What's going to happen to us? she wondered a few minutes later as she began dressing. What's going to happen to us now?
Ryan Shields pedaled furiously through the village, then east on the highway toward his grandparents' farm. He didn't slow down until he'd made the turn into the driveway, but by the time he got to the front yard, he was coasting, his feet dragging in the dust as makeshift brakes. He came to a dead stop, expertly dropped the kickstand with one toe, then balanced on the leaning bike, his arms crossed, only his slouching posture preventing the bike from tipping over. It was a technique he'd learned only a month ago, and it had quickly become his favorite pose. He co
cked his head, squinting in the brightness of the sun, peering at the house. "Hey! Anybody home?"
A moment later the front door opened, and Michael came out on the porch. "Hi."
"Hi. Whatcha doin'?"
"Nothing.
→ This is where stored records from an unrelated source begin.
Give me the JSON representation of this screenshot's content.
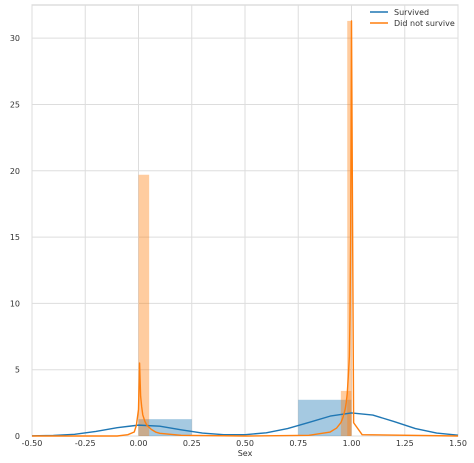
{
  "chart_data": {
    "type": "histogram-kde",
    "title": "",
    "xlabel": "Sex",
    "ylabel": "",
    "xlim": [
      -0.5,
      1.5
    ],
    "ylim": [
      0,
      32.5
    ],
    "xticks": [
      -0.5,
      -0.25,
      0.0,
      0.25,
      0.5,
      0.75,
      1.0,
      1.25,
      1.5
    ],
    "xtick_labels": [
      "-0.50",
      "-0.25",
      "0.00",
      "0.25",
      "0.50",
      "0.75",
      "1.00",
      "1.25",
      "1.50"
    ],
    "yticks": [
      0,
      5,
      10,
      15,
      20,
      25,
      30
    ],
    "ytick_labels": [
      "0",
      "5",
      "10",
      "15",
      "20",
      "25",
      "30"
    ],
    "grid": true,
    "legend_position": "top-right",
    "series": [
      {
        "name": "Survived",
        "color": "#1f77b4",
        "hist_bins": [
          {
            "x0": 0.0,
            "x1": 0.25,
            "density": 1.27
          },
          {
            "x0": 0.75,
            "x1": 1.0,
            "density": 2.73
          }
        ],
        "kde": {
          "x": [
            -0.5,
            -0.4,
            -0.3,
            -0.2,
            -0.1,
            0.0,
            0.1,
            0.2,
            0.3,
            0.4,
            0.5,
            0.6,
            0.7,
            0.8,
            0.9,
            1.0,
            1.1,
            1.2,
            1.3,
            1.4,
            1.5
          ],
          "y": [
            0.01,
            0.04,
            0.13,
            0.34,
            0.63,
            0.82,
            0.74,
            0.47,
            0.22,
            0.1,
            0.1,
            0.24,
            0.56,
            1.02,
            1.5,
            1.74,
            1.58,
            1.09,
            0.56,
            0.22,
            0.06
          ]
        }
      },
      {
        "name": "Did not survive",
        "color": "#ff7f0e",
        "hist_bins": [
          {
            "x0": 0.0,
            "x1": 0.05,
            "density": 19.7
          },
          {
            "x0": 0.95,
            "x1": 1.0,
            "density": 3.4
          },
          {
            "x0": 0.98,
            "x1": 1.0,
            "density": 31.3
          }
        ],
        "kde": {
          "x": [
            -0.5,
            -0.1,
            -0.05,
            -0.02,
            -0.01,
            0.0,
            0.005,
            0.01,
            0.015,
            0.02,
            0.03,
            0.04,
            0.06,
            0.08,
            0.1,
            0.2,
            0.5,
            0.8,
            0.9,
            0.93,
            0.95,
            0.96,
            0.97,
            0.975,
            0.98,
            0.985,
            0.99,
            0.993,
            0.996,
            1.0,
            1.01,
            1.05,
            1.5
          ],
          "y": [
            0.0,
            0.0,
            0.1,
            0.3,
            0.8,
            2.0,
            5.5,
            3.0,
            2.2,
            1.6,
            1.1,
            0.8,
            0.5,
            0.3,
            0.2,
            0.05,
            0.0,
            0.05,
            0.3,
            0.6,
            1.0,
            1.4,
            2.0,
            2.5,
            3.2,
            4.5,
            6.0,
            9.0,
            15.0,
            31.3,
            1.0,
            0.1,
            0.0
          ]
        }
      }
    ]
  }
}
Everybody's gone into town to Dr. Potter's."
Ryan swung his leg over the handlebar, and stepped off the bike, which promptly fell over into the dust of the driveway. "Shit." He picked up the bike, carefully balanced it on the kickstand, then mounted the steps to the porch. "Is your mom still sick?"
Michael shrugged. "I don't know. I guess not. Anyway, it didn't seem like it this morning, and she was okay last night." Then he frowned. "How come you're not in school?"
"School's out."
"At home, we don't get out for another three weeks."
"We always get out early here. Most of the kids have to help their dads with planting. Can I come in?"
Michael's expression became guarded. "There's nobody home."
"You're home."
"But I'm not supposed to let anybody in the house when I'm by myself."
Ryan stared at him in disbelief. "Why not?"
" 'Cause you never know who might come to the door. There's all kinds of crazies in the city. What can you do?"
"Well, I'm not crazy, and this is my grandparents' house, and I can come in if I want to." Then, seeing Michael suddenly tense, he grinned. "Stop worrying. Grandma and Grandpa won't care, and it's their house, not yours. I come out here all the time." He brushed past Michael and went inside, then called back over his shoulder, "You want a Coke?"
Michael hesitated a moment, then decided that Ryan was right. This wasn't New York, and Ryan was his cousin. "There aren't any," he said, following Ryan inside and letting the screen door slam behind him. "I already looked."